城間氏は、「名護市辺野古の埋め立てに関して、沖縄防衛局から出されている変更申請の3件中2件を、今日、仲井真知事が承認する可能性があることを、今朝のマスコミ報道で知った。急いで知事宛に要請書を渡したいがために駆けつけた」と職員に伝えた。
さらに、「翁長氏が新知事に当選したにもかかわらず、任期が残り3日しかない仲井真知事が、工事変更申請を急いで駆け込みで承認することはあってはならない。地方公務員法では、工事部長も県民に奉仕する立場だ。
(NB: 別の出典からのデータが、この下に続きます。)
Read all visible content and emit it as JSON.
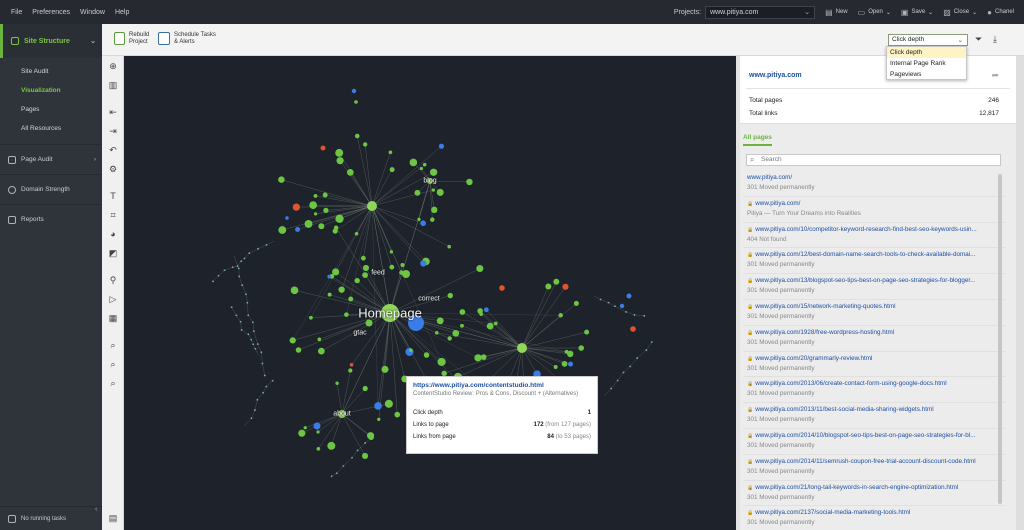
{
  "menu": [
    "File",
    "Preferences",
    "Window",
    "Help"
  ],
  "projects": {
    "label": "Projects:",
    "value": "www.pitiya.com"
  },
  "top_actions": [
    {
      "name": "new",
      "label": "New"
    },
    {
      "name": "open",
      "label": "Open"
    },
    {
      "name": "save",
      "label": "Save"
    },
    {
      "name": "close",
      "label": "Close"
    },
    {
      "name": "user",
      "label": "Chanel"
    }
  ],
  "sidebar": {
    "module": "Site Structure",
    "items": [
      {
        "label": "Site Audit",
        "active": false
      },
      {
        "label": "Visualization",
        "active": true
      },
      {
        "label": "Pages",
        "active": false
      },
      {
        "label": "All Resources",
        "active": false
      }
    ],
    "sections": [
      {
        "label": "Page Audit",
        "arrow": true
      },
      {
        "label": "Domain Strength",
        "arrow": false
      },
      {
        "label": "Reports",
        "arrow": false
      }
    ],
    "running": "No running tasks"
  },
  "toolbar": {
    "rebuild_l1": "Rebuild",
    "rebuild_l2": "Project",
    "schedule_l1": "Schedule Tasks",
    "schedule_l2": "& Alerts",
    "metric_value": "Click depth",
    "metric_options": [
      "Click depth",
      "Internal Page Rank",
      "Pageviews"
    ]
  },
  "graph": {
    "labels": {
      "home": "Homepage",
      "blog": "blog",
      "feed": "feed",
      "correct": "correct",
      "gtac": "gtac",
      "about": "about"
    },
    "colors": {
      "node": "#6cc644",
      "hub": "#8fd65a",
      "blue": "#3b7de8",
      "red": "#e2522d",
      "edge": "#8a9a8a",
      "background": "#1e232b"
    }
  },
  "tooltip": {
    "url": "https://www.pitiya.com/contentstudio.html",
    "title": "ContentStudio Review: Pros & Cons, Discount + (Alternatives)",
    "click_depth_label": "Click depth",
    "click_depth": "1",
    "links_to_label": "Links to page",
    "links_to": "172",
    "links_to_note": "(from 127 pages)",
    "links_from_label": "Links from page",
    "links_from": "84",
    "links_from_note": "(to 53 pages)"
  },
  "panel": {
    "domain": "www.pitiya.com",
    "total_pages_label": "Total pages",
    "total_pages": "246",
    "total_links_label": "Total links",
    "total_links": "12,817",
    "all_pages_tab": "All pages",
    "search_placeholder": "Search",
    "pages": [
      {
        "url": "www.pitiya.com/",
        "status": "301 Moved permanently",
        "lock": false
      },
      {
        "url": "www.pitiya.com/",
        "status": "Pitiya — Turn Your Dreams into Realities",
        "lock": true
      },
      {
        "url": "www.pitiya.com/10/competitor-keyword-research-find-best-seo-keywords-usin...",
        "status": "404 Not found",
        "lock": true
      },
      {
        "url": "www.pitiya.com/12/best-domain-name-search-tools-to-check-available-domai...",
        "status": "301 Moved permanently",
        "lock": true
      },
      {
        "url": "www.pitiya.com/13/blogspot-seo-tips-best-on-page-seo-strategies-for-blogger...",
        "status": "301 Moved permanently",
        "lock": true
      },
      {
        "url": "www.pitiya.com/15/network-marketing-quotes.html",
        "status": "301 Moved permanently",
        "lock": true
      },
      {
        "url": "www.pitiya.com/1928/free-wordpress-hosting.html",
        "status": "301 Moved permanently",
        "lock": true
      },
      {
        "url": "www.pitiya.com/20/grammarly-review.html",
        "status": "301 Moved permanently",
        "lock": true
      },
      {
        "url": "www.pitiya.com/2013/06/create-contact-form-using-google-docs.html",
        "status": "301 Moved permanently",
        "lock": true
      },
      {
        "url": "www.pitiya.com/2013/11/best-social-media-sharing-widgets.html",
        "status": "301 Moved permanently",
        "lock": true
      },
      {
        "url": "www.pitiya.com/2014/10/blogspot-seo-tips-best-on-page-seo-strategies-for-bl...",
        "status": "301 Moved permanently",
        "lock": true
      },
      {
        "url": "www.pitiya.com/2014/11/semrush-coupon-free-trial-account-discount-code.html",
        "status": "301 Moved permanently",
        "lock": true
      },
      {
        "url": "www.pitiya.com/21/long-tail-keywords-in-search-engine-optimization.html",
        "status": "301 Moved permanently",
        "lock": true
      },
      {
        "url": "www.pitiya.com/2137/social-media-marketing-tools.html",
        "status": "301 Moved permanently",
        "lock": true
      }
    ]
  }
}
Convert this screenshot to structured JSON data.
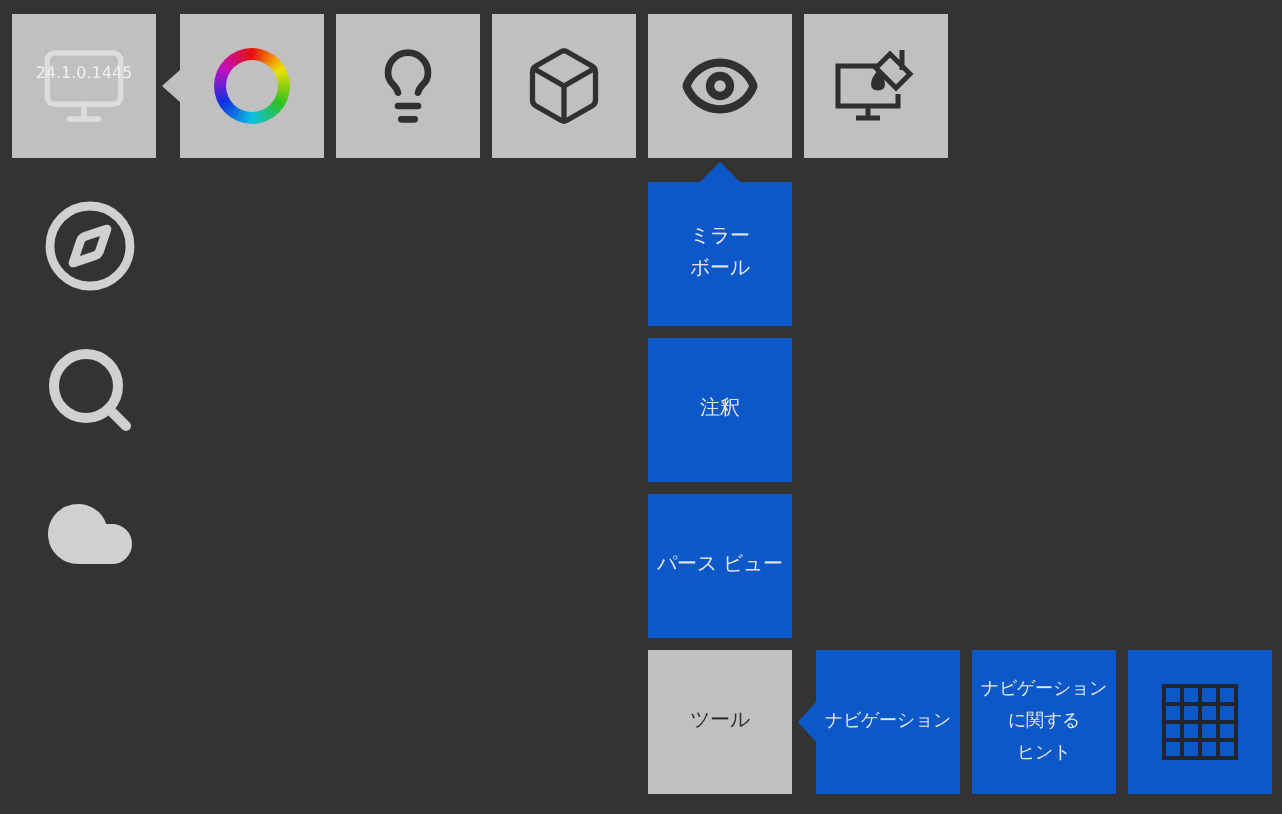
{
  "top_tiles": [
    {
      "kind": "monitor",
      "label": "24.1.0.1445",
      "selected": false
    },
    {
      "kind": "color-wheel",
      "selected": false
    },
    {
      "kind": "bulb",
      "selected": false
    },
    {
      "kind": "cube",
      "selected": false
    },
    {
      "kind": "eye",
      "selected": true
    },
    {
      "kind": "monitor-paint",
      "selected": false
    }
  ],
  "side_icons": [
    {
      "kind": "compass"
    },
    {
      "kind": "search"
    },
    {
      "kind": "cloud"
    }
  ],
  "submenu": [
    {
      "lines": [
        "ミラー",
        "ボール"
      ],
      "selected": false
    },
    {
      "lines": [
        "注釈"
      ],
      "selected": false
    },
    {
      "lines": [
        "パース ビュー"
      ],
      "selected": false
    },
    {
      "lines": [
        "ツール"
      ],
      "selected": true
    }
  ],
  "tools": [
    {
      "kind": "text",
      "lines": [
        "ナビゲーション"
      ]
    },
    {
      "kind": "text",
      "lines": [
        "ナビゲーション",
        "に関する",
        "ヒント"
      ]
    },
    {
      "kind": "grid"
    }
  ]
}
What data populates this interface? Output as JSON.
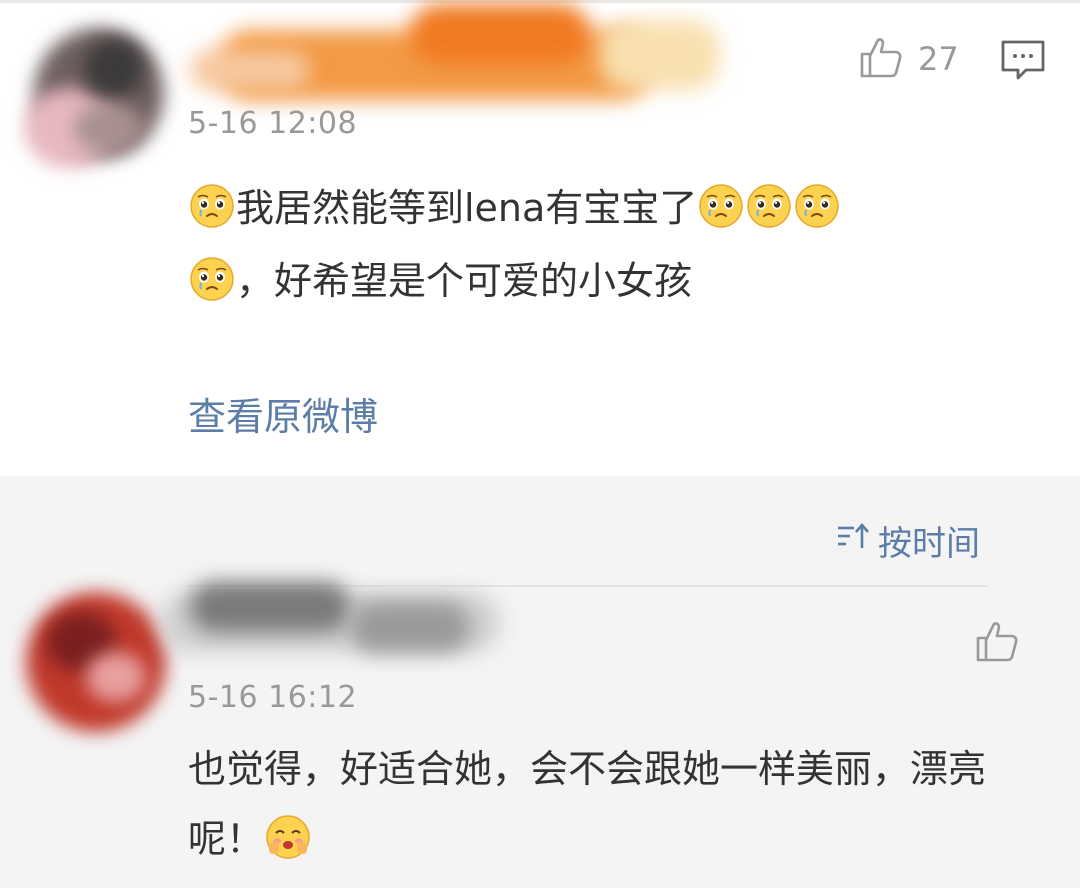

県民の審判も出ている。民意を遵守してほしい」と訴えた。
沖縄県庁に「琉球新報」、「沖縄タイムス」が置いていない理由
「要請書を渡すだけでなく、短時間でも担当部署の責任者と話がしたい」と求める城間氏らと、「会議中なので出て来られない」と言う担当職員との押し問答が続いた。市民側は「会議の部屋に行って、部長の判断を仰いでください」と再三にわたって求め、部長に会えるまで廊下で待つことを決めた。
廊下で待っている間、市民グループのメンバーが庁舎内の新聞ラックに沖縄県の地元紙2紙(琉球新報、沖縄タイムス)がないことに気づいた。「仲井真知事は『琉球新報と沖縄タイムスは偏っているから、読まない』と表明していた。それが裏づけられている」と市民らは苦笑した。
県側が「代表者3名と取材のメディアだけなら、面談に応じる」と申し出たが、城間氏らは市民グループ全員での面会を要求。部長との面談を廊下で待ち続けた。